Scotland Yard probes London mayor s Iraqi cigar case
Scotland Yard has seized a red, leather cigar case from London's mayor in order to investigate whether it is a looted Iraqi artifact, officials said Tuesday.
Boris Johnson said he found the case five years ago in the bombed-out home of former Iraqi deputy premier Tariq Aziz while in the country as a reporter.
He spotted the case peeking out from beneath a piece of plywood when he was brought to see what looters had done to the villas of Saddam Hussein's regime, Johnson wrote in a column published Tuesday in the British newspaper the Daily Telegraph.
"The circumstances in which I came by this object were so morally ambiguous that I cannot quite think of it as theft," the London mayor writes.
The city's police force confirmed Tuesday that it is investigating the cigar case because it is "believed to be a piece of Iraqi cultural property."
Under the UN resolution adopted in the UK in 2003, anyone possessing Iraqi cultural property must hand it over to the police and failure to do so is considered an offence unless there is proof the person was unaware the property was illegally removed from Iraq.
Johnson said he handed over the red, leather, coarsely stitched case to police on Monday, but called the investigation "ludicrous" and a waste of money.
He also said he has received a letter from Aziz's lawyers saying the former Iraqi politician wanted Johnson to consider the cigar case a gift.

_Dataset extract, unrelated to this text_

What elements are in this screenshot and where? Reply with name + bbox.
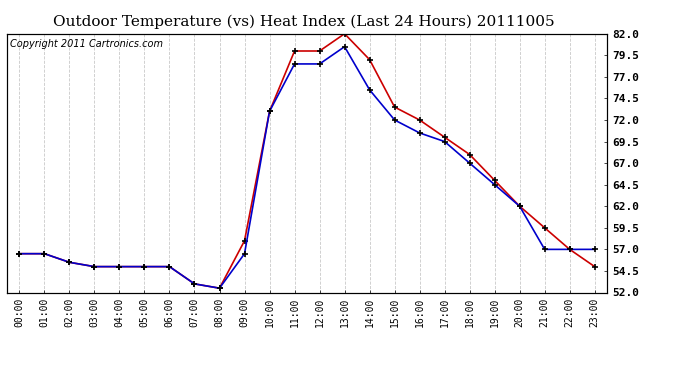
- Text: Outdoor Temperature (vs) Heat Index (Last 24 Hours) 20111005: Outdoor Temperature (vs) Heat Index (Las…: [53, 15, 554, 29]
- Text: Copyright 2011 Cartronics.com: Copyright 2011 Cartronics.com: [10, 39, 163, 49]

Mayor accuses Labour Party of triggering probe
Aziz, who is fluent in English, was the public face of Saddam's totalitarian regime and the only Christian among his mostly Sunni Muslim circle.

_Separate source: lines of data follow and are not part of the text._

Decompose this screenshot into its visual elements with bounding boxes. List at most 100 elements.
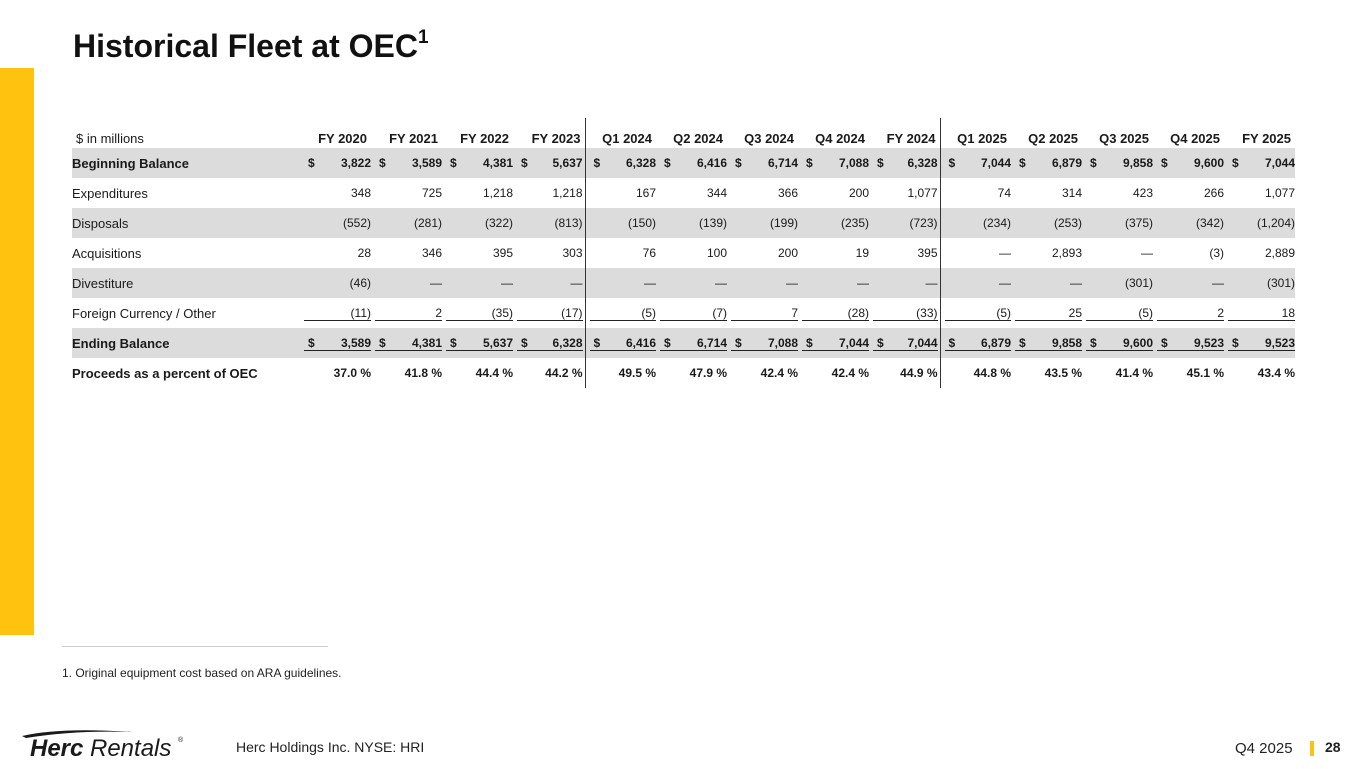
- table-cell: 42.4 %: [727, 358, 798, 388]
- table-cell: (17): [513, 298, 586, 328]
- cell-value: (33): [916, 305, 938, 320]
- table-cell: 37.0 %: [300, 358, 371, 388]
- table-cell: 18: [1224, 298, 1295, 328]
- cell-value: 7,088: [767, 335, 798, 350]
- page-title: Historical Fleet at OEC1: [73, 27, 429, 64]
- row-label: Disposals: [72, 208, 300, 238]
- cell-value: (5): [1138, 305, 1153, 320]
- table-row: Proceeds as a percent of OEC 37.0 % 41.8 %…: [72, 358, 1295, 388]
- table-cell: $3,822: [300, 148, 371, 178]
- cell-value: 1,077: [1264, 186, 1295, 200]
- row-label: Divestiture: [72, 268, 300, 298]
- table-cell: 100: [656, 238, 727, 268]
- cell-value: 6,328: [907, 156, 938, 170]
- currency-symbol: $: [877, 335, 884, 350]
- cell-value: 41.4 %: [1115, 366, 1153, 380]
- cell-value: —: [786, 276, 798, 290]
- table-cell: 44.9 %: [869, 358, 941, 388]
- currency-symbol: $: [1090, 156, 1097, 170]
- currency-symbol: $: [521, 335, 528, 350]
- cell-value: 43.4 %: [1257, 366, 1295, 380]
- fleet-table-container: $ in millions FY 2020 FY 2021 FY 2022 FY…: [72, 118, 1295, 388]
- cell-value: 2,889: [1264, 246, 1295, 260]
- cell-value: (375): [1124, 216, 1153, 230]
- table-cell: $6,879: [940, 328, 1011, 358]
- row-label: Beginning Balance: [72, 148, 300, 178]
- table-cell: (301): [1224, 268, 1295, 298]
- col-header: Q4 2025: [1170, 131, 1220, 146]
- table-cell: $4,381: [371, 328, 442, 358]
- table-cell: (11): [300, 298, 371, 328]
- cell-value: —: [1212, 276, 1224, 290]
- table-cell: (3): [1153, 238, 1224, 268]
- period-label: Q4 2025: [1235, 740, 1293, 757]
- cell-value: 303: [562, 246, 583, 260]
- currency-symbol: $: [664, 335, 671, 350]
- row-label: Expenditures: [72, 185, 148, 201]
- cell-value: 4,381: [411, 335, 442, 350]
- col-header: Q2 2024: [673, 131, 723, 146]
- table-cell: —: [513, 268, 586, 298]
- currency-symbol: $: [806, 335, 813, 350]
- table-row: Disposals (552) (281) (322) (813) (150) (139) (…: [72, 208, 1295, 238]
- table-cell: 43.4 %: [1224, 358, 1295, 388]
- cell-value: 19: [855, 246, 869, 260]
- table-cell: (33): [869, 298, 941, 328]
- cell-value: 167: [635, 186, 656, 200]
- table-cell: $3,589: [371, 148, 442, 178]
- table-cell: 19: [798, 238, 869, 268]
- table-cell: —: [940, 268, 1011, 298]
- table-cell: 43.5 %: [1011, 358, 1082, 388]
- page-number-marker: [1310, 741, 1314, 756]
- cell-value: 1,077: [907, 186, 938, 200]
- table-cell: —: [727, 268, 798, 298]
- table-cell: (199): [727, 208, 798, 238]
- cell-value: —: [570, 276, 583, 290]
- cell-value: 6,714: [696, 335, 727, 350]
- row-label: Foreign Currency / Other: [72, 305, 216, 321]
- table-cell: (301): [1082, 268, 1153, 298]
- cell-value: 41.8 %: [404, 366, 442, 380]
- table-cell: 1,218: [513, 178, 586, 208]
- table-cell: 44.2 %: [513, 358, 586, 388]
- table-cell: 314: [1011, 178, 1082, 208]
- table-cell: 49.5 %: [585, 358, 656, 388]
- table-cell: 2: [371, 298, 442, 328]
- table-cell: (5): [1082, 298, 1153, 328]
- currency-symbol: $: [877, 156, 884, 170]
- table-cell: $9,858: [1011, 328, 1082, 358]
- col-header: FY 2022: [460, 131, 509, 146]
- table-cell: 2,893: [1011, 238, 1082, 268]
- table-cell: $3,589: [300, 328, 371, 358]
- cell-value: 7,044: [907, 335, 938, 350]
- table-cell: 167: [585, 178, 656, 208]
- cell-value: 3,589: [340, 335, 371, 350]
- cell-value: (723): [909, 216, 938, 230]
- unit-label: $ in millions: [76, 131, 144, 146]
- table-cell: 266: [1153, 178, 1224, 208]
- cell-value: 2: [435, 305, 442, 320]
- cell-value: 6,714: [767, 156, 798, 170]
- table-cell: 44.8 %: [940, 358, 1011, 388]
- company-ticker: Herc Holdings Inc. NYSE: HRI: [236, 739, 425, 755]
- currency-symbol: $: [735, 156, 742, 170]
- col-header: Q1 2025: [957, 131, 1007, 146]
- cell-value: 44.4 %: [475, 366, 513, 380]
- cell-value: 6,328: [625, 156, 656, 170]
- col-header: Q3 2025: [1099, 131, 1149, 146]
- table-cell: —: [940, 238, 1011, 268]
- cell-value: (281): [413, 216, 442, 230]
- table-cell: 25: [1011, 298, 1082, 328]
- table-cell: $9,600: [1153, 148, 1224, 178]
- cell-value: (235): [840, 216, 869, 230]
- table-cell: $7,044: [940, 148, 1011, 178]
- table-cell: $6,879: [1011, 148, 1082, 178]
- currency-symbol: $: [521, 156, 528, 170]
- cell-value: (253): [1053, 216, 1082, 230]
- col-header: FY 2020: [318, 131, 367, 146]
- table-cell: 47.9 %: [656, 358, 727, 388]
- table-cell: 44.4 %: [442, 358, 513, 388]
- cell-value: 44.8 %: [973, 366, 1011, 380]
- table-cell: $4,381: [442, 148, 513, 178]
- currency-symbol: $: [308, 335, 315, 350]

He surrendered to U.S. forces in April 2003 shortly after the invasion and has been in custody since under charges related to the execution of dozens of merchants in 1992.

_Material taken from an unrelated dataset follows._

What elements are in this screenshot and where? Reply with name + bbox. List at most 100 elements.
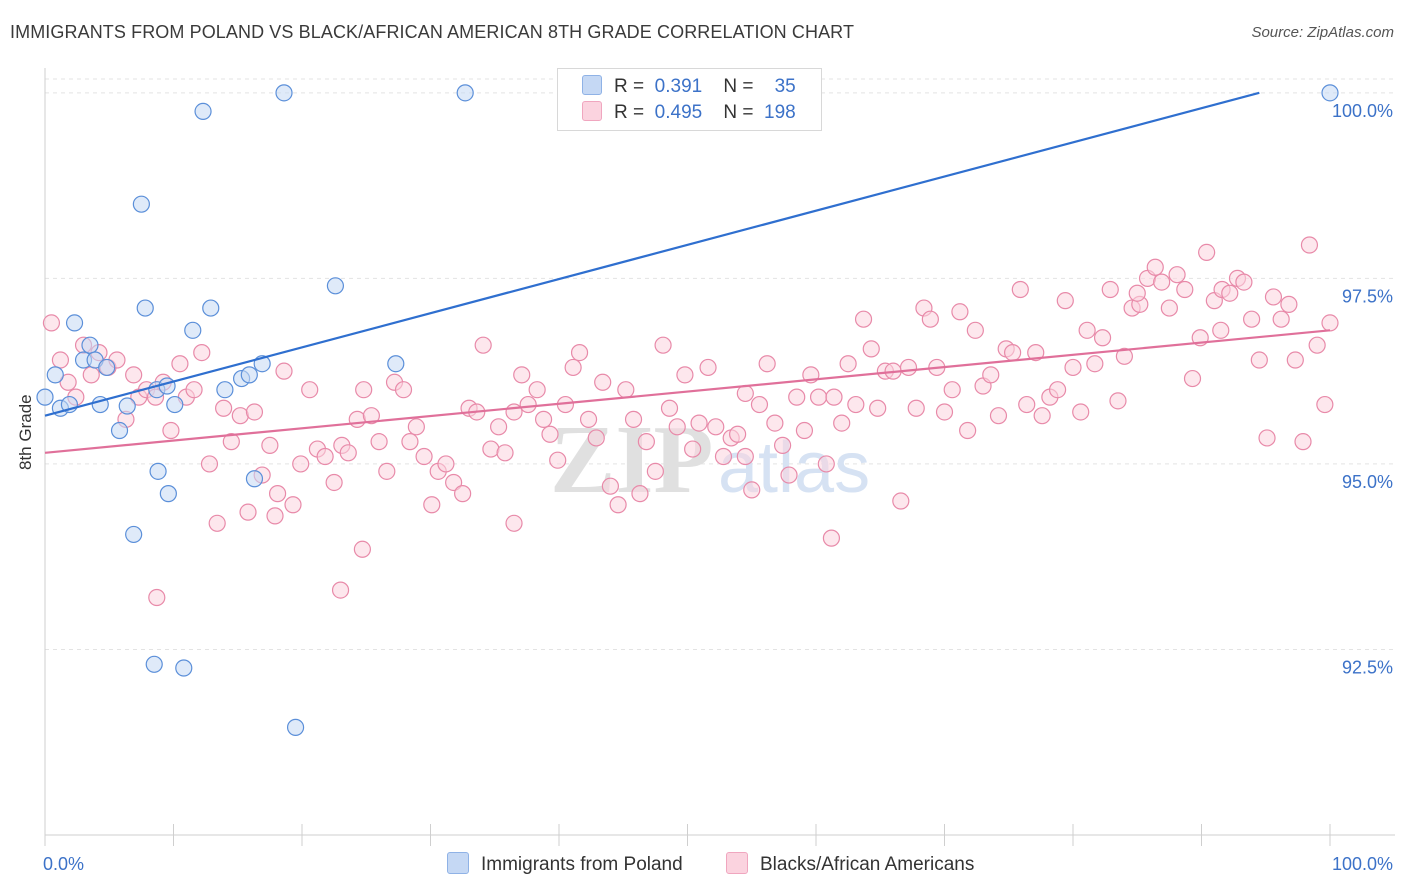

Johnson, a Conservative politician who has also worked as a journalist and TV quiz-show host, accused members of Britain's governing Labour Party of triggering the investigation.
Johnson wrote a newspaper article about the cigar case back in May 2003.
Labour Party lawmaker Steve Pound questioned Johnson's pledge to be tough on crime when he is being investigated for "pilfering."
"Boris has been banging on from day one about zero tolerance, but zero tolerance seems to be a selective concept," Pound said.
Johnson ousted the Labour Party's Ken Livingstone in the mayoral election last month.